I walked on the beach a few weeks ago, holding the hand of my almost 4 year old, and felt the familiar ache; this time, it wasn't to live there... it was the ache of life passing too swiftly; the inner recognition that beautiful things die and change and are always in motion.
This boy, with his sweet raspy voice and his tousled hair. He and his baby brother are the most beautiful things in my life. They are good children. I can't take any credit for it - they came out that way. Happy to be my companions all day, every day, up for anything.
His annoyingly inquisitive eyes and his sharp little ears that don't. Miss. A. Word. He told me I was his "best friend Mommy" recently, and I teared up.

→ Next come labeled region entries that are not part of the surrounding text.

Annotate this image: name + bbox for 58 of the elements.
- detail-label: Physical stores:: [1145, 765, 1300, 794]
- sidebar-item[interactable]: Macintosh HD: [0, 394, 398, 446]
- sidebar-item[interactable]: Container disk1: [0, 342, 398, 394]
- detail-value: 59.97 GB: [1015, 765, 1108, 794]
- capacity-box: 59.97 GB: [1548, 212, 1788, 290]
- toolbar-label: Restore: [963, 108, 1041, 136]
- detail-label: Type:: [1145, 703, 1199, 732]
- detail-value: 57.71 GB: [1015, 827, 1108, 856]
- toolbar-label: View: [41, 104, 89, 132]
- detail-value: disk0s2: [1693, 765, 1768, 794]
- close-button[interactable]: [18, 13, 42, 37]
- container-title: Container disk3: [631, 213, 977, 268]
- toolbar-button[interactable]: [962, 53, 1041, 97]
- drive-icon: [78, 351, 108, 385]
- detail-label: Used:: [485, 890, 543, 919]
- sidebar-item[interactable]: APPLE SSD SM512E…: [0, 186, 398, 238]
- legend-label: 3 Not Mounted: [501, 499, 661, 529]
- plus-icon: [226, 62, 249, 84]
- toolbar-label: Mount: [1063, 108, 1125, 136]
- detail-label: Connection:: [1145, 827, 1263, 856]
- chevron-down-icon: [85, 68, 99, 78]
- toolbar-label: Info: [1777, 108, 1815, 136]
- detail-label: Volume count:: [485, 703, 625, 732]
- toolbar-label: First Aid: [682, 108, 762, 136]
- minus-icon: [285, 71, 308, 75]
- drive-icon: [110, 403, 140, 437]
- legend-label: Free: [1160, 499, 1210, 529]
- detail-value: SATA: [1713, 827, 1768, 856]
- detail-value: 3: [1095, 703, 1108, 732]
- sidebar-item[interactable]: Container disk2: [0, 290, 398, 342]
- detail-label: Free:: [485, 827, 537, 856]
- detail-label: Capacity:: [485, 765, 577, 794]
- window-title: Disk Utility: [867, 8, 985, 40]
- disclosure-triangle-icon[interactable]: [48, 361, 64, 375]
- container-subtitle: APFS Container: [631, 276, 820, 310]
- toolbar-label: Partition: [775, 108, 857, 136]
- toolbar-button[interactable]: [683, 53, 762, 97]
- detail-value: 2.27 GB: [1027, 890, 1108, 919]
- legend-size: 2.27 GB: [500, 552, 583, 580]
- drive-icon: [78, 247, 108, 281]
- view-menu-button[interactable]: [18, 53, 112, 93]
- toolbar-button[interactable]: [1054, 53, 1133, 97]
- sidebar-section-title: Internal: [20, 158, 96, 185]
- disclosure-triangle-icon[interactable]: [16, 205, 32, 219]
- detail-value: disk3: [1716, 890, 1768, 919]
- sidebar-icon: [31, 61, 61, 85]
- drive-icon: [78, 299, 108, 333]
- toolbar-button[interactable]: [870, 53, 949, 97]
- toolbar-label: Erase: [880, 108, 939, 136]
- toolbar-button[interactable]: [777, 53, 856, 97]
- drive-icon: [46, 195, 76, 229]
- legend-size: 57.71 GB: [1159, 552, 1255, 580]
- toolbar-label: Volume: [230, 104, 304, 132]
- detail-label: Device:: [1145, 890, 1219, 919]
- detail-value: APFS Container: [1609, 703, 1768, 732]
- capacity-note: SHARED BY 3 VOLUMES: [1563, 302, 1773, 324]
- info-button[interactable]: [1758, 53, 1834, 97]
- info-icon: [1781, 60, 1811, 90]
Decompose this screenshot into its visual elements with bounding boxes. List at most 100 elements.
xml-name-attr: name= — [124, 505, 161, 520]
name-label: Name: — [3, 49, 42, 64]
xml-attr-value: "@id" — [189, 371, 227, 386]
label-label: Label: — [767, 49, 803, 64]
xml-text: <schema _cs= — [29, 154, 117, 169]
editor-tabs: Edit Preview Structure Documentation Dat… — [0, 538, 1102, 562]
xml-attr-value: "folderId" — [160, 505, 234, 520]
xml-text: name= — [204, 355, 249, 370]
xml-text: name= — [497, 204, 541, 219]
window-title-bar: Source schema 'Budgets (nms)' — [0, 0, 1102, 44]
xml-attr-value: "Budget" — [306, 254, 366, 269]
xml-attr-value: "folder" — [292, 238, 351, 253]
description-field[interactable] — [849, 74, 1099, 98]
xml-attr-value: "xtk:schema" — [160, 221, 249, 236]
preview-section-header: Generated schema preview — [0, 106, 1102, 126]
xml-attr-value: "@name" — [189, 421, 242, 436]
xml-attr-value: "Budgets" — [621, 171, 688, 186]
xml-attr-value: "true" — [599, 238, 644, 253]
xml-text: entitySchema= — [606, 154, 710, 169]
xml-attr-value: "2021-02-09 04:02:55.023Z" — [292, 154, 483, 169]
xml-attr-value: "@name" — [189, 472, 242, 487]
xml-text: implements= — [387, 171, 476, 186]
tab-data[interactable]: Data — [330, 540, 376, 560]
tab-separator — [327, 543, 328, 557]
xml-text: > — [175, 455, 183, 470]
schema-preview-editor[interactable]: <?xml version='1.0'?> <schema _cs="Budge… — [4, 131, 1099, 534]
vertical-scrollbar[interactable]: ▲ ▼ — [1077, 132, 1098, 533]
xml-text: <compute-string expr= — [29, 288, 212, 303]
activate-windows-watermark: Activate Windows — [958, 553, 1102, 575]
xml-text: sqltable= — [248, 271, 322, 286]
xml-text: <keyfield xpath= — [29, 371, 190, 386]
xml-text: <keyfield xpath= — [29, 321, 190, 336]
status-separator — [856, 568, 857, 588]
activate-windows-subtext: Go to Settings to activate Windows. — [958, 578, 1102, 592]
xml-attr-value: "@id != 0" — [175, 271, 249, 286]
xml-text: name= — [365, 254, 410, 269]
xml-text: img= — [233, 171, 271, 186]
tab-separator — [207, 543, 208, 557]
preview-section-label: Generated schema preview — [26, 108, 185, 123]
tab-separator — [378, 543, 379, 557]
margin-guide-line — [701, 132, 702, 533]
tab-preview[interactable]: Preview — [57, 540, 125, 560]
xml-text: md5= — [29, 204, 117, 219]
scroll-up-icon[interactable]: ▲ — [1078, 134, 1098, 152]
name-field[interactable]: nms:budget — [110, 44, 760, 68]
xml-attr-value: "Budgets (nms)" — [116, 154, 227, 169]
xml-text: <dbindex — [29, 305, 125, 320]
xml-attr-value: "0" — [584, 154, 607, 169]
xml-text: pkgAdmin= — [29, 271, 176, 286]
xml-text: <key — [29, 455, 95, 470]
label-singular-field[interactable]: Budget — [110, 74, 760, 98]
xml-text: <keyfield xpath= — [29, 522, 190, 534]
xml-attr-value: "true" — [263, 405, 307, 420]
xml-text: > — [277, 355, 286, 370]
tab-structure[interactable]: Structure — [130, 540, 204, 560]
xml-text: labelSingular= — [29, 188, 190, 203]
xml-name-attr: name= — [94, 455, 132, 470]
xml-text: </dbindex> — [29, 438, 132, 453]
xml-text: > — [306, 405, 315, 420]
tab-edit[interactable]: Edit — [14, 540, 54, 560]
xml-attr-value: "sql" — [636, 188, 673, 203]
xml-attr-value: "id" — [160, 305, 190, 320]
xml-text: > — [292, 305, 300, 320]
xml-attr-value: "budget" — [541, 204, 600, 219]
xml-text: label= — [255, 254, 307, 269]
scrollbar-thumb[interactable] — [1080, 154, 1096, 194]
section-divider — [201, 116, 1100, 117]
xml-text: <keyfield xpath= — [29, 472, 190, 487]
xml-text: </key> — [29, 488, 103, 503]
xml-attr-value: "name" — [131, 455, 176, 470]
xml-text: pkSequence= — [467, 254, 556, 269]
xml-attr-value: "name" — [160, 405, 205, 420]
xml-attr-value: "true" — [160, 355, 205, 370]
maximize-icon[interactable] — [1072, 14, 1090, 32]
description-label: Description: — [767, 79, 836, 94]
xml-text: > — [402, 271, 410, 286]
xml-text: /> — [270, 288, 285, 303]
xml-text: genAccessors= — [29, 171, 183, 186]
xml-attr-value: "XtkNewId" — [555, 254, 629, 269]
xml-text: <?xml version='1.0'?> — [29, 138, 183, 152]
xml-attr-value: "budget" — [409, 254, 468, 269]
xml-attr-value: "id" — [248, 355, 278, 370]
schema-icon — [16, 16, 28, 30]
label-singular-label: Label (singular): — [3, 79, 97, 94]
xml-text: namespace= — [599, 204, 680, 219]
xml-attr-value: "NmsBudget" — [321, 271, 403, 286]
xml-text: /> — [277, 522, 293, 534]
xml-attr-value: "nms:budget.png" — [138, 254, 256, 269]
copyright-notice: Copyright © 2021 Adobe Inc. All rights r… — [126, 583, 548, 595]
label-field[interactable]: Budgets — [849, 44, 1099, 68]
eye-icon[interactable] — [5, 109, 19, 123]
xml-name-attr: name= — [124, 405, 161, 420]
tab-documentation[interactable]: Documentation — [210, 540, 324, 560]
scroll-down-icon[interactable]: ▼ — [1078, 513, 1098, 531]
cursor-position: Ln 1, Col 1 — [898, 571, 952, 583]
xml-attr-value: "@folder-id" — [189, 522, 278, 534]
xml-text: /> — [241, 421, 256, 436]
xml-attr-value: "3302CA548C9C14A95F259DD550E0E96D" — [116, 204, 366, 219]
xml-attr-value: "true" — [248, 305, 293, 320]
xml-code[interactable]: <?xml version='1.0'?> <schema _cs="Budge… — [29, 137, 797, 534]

He loved his Halloween; Edisto was really fun for a change, though I felt kind of sad to miss being in our sleepy neighborhood for Trick-or-Treat.
My party animal.
Jason and I joke that Henry is headed for keggers and pong and insane sports-related concussions. There's already something so reckless and wild and hilarious about his attitude towards life. He has landed himself in the doctor's a few times already with his antics and he is barely walking. My doctor chuckles after examining Henry's bumps and bruises at his last well-check, and informs me that there are just some kids who have all the broken bones... "they have something inside them that says Just Go!"... imagine my relief?
I also took Will for his first dentist appointment and I couldn't handle the cuteness.
Notice his crossed feet? He owned it. He was all chatty and comfortable with the hygienist the WHOLE time. He even piped up to the grumpy dentist when he walked in, "I'm SO eh-scited for Halloween."
One last thing I have to write down, and then I have to run - having dinner guests, and my sister for the weekend... but the other night, he told me he was scared of having a bad dream. (There have been lots of ghoulie, scary things in the air lately, you know).
Me: "You don't have to be scared of anything Will, cause you have a guardian angel. Everyone has a guardian angel."
Will: "But where is he?!"
Me: "He's right here with you, always. Jesus asked him to protect you. We all have an angel. Mine's name is Tom Vilden." *
Will: "Well what's my angel's name?"
Me: "You should ask him."
Will: "Well what is it?!"
Me: "Its whatever you think it should be."
Will pauses. Then: "Well, I think my angel's name is Mommy."
*Tom Vilden - is a long story going back to when I was 5. My charismatic mother taught us that we should pray and ask our angels to tell us their names, and we would receive the name in prayer. A few days later I informed her my angel's name was Tom Vilden - because angels want to have last names, too. The name has stuck though, and good ole Tom Vilden always comes through for me.